Examples of ‘dubious’ metrics like these might include:

  • Clicks. For most businesses, clicks are not a metric that necessarily means a huge amount. In the context of paid media advertising, they can be actively dangerous. We pay per click, but if we are bringing the wrong traffic we won’t see any ROI on that spend. If I am measuring the effectiveness of this type of campaign, I’ll look at conversions (how many qualified prospects it delivers)

  • Impressions. The fact that many of these impressions are bots tells its own story. If we can’t even distinguish between people and machines, how can we say with any confidence that the right kind of people are behind impressions? Sometimes I think that impressions are the last refuge of a scoundrel - if we can’t show any real impact from a campaign, just pull a big number out of the air….

  • Followers. Again, “who are they?” and “why do I care?” are two questions that spring to mind in this context. In a world in which followers can be bought by the thousand there is no clear link between how many you have and how much business they generate.

I’m going to stop after three examples, but I hope the point is clear. I could certainly go on.


To be clear, metrics like these can in some circumstances be useful but they should be used and reported with great care. If they ever become an end in themselves, you have a serious problem, because it is desperately easy to artificially inflate numbers like these.

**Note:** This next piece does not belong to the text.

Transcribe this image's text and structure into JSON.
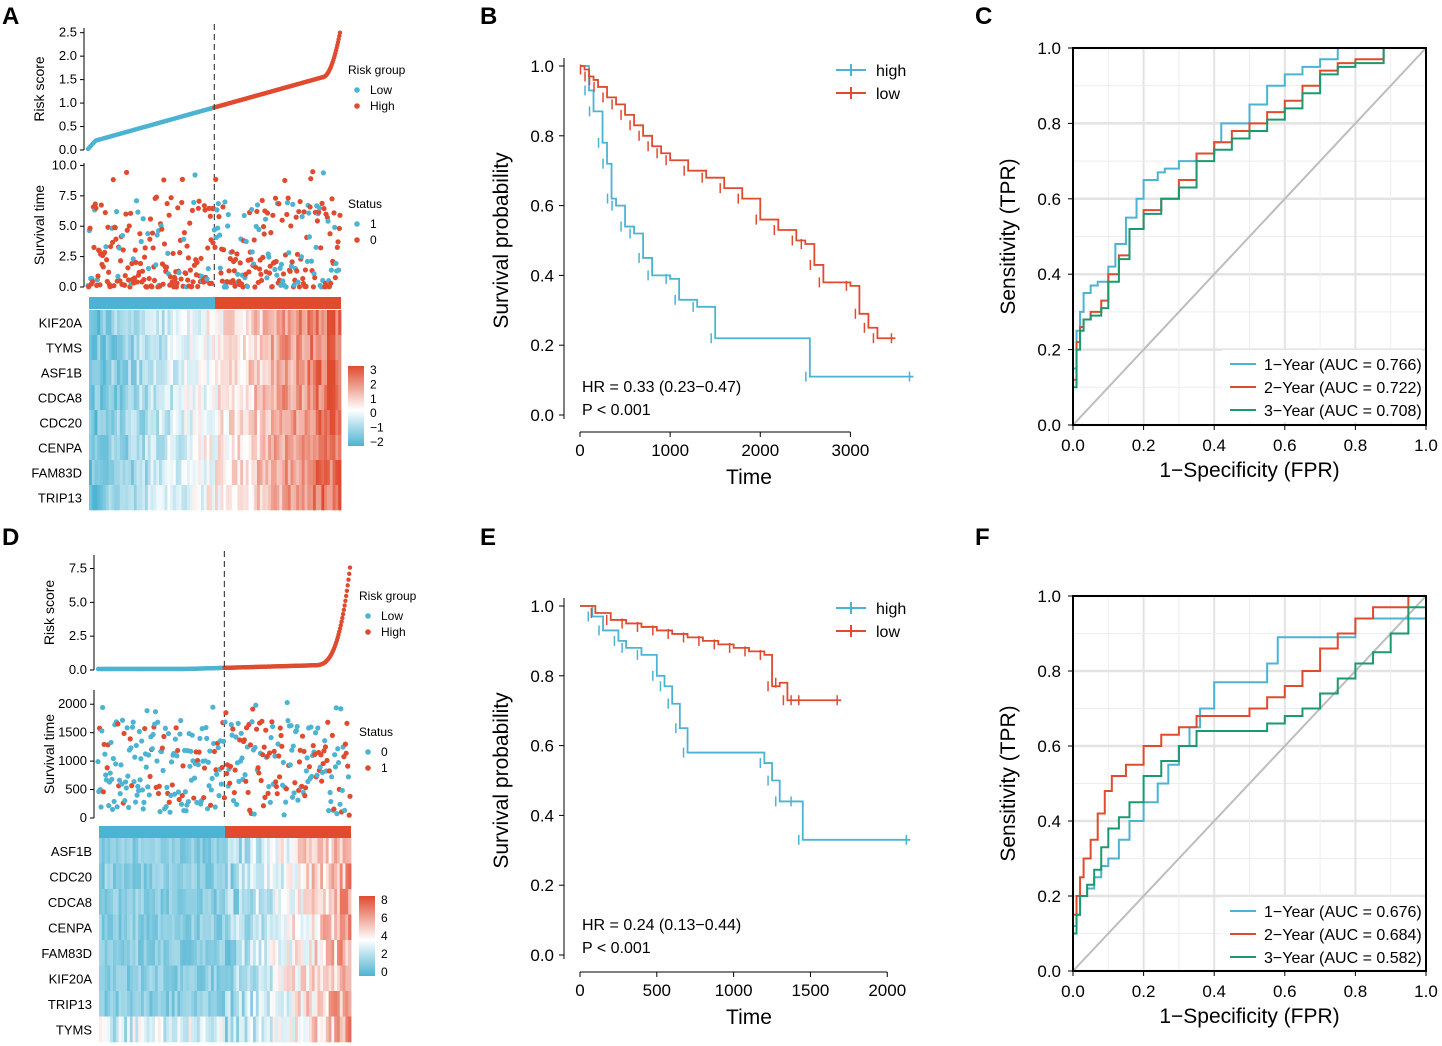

It’s worth repeating something else: these are not the right metrics to use when judging campaigns and marketing spend, or comparing the effectiveness of competing creative. It is all too common for a creative to deliver more clicks - but the sort of clicks that die in the conversion funnel long before they become new business.


So what metrics should we trust?


Well, we should be using metrics like “new qualified leads”, “new qualified opportunities” and ultimately “closed won new business”.


All these metrics all incorporate some measure of both quality and quantity. If they increase, then - all other things being equal - our revenues must also increase.


For some, introducing any form of subjectivity into measurement is dangerous. I would say as long as the process for qualification is itself as objective as possible, that danger is infinitely less significant than looking at supposedly objective numbers that don’t mean anything.


So not all metrics are bogus. Only some. If we want to make metrics great again, let’s focus on those that have a direct relationship with the bottom line.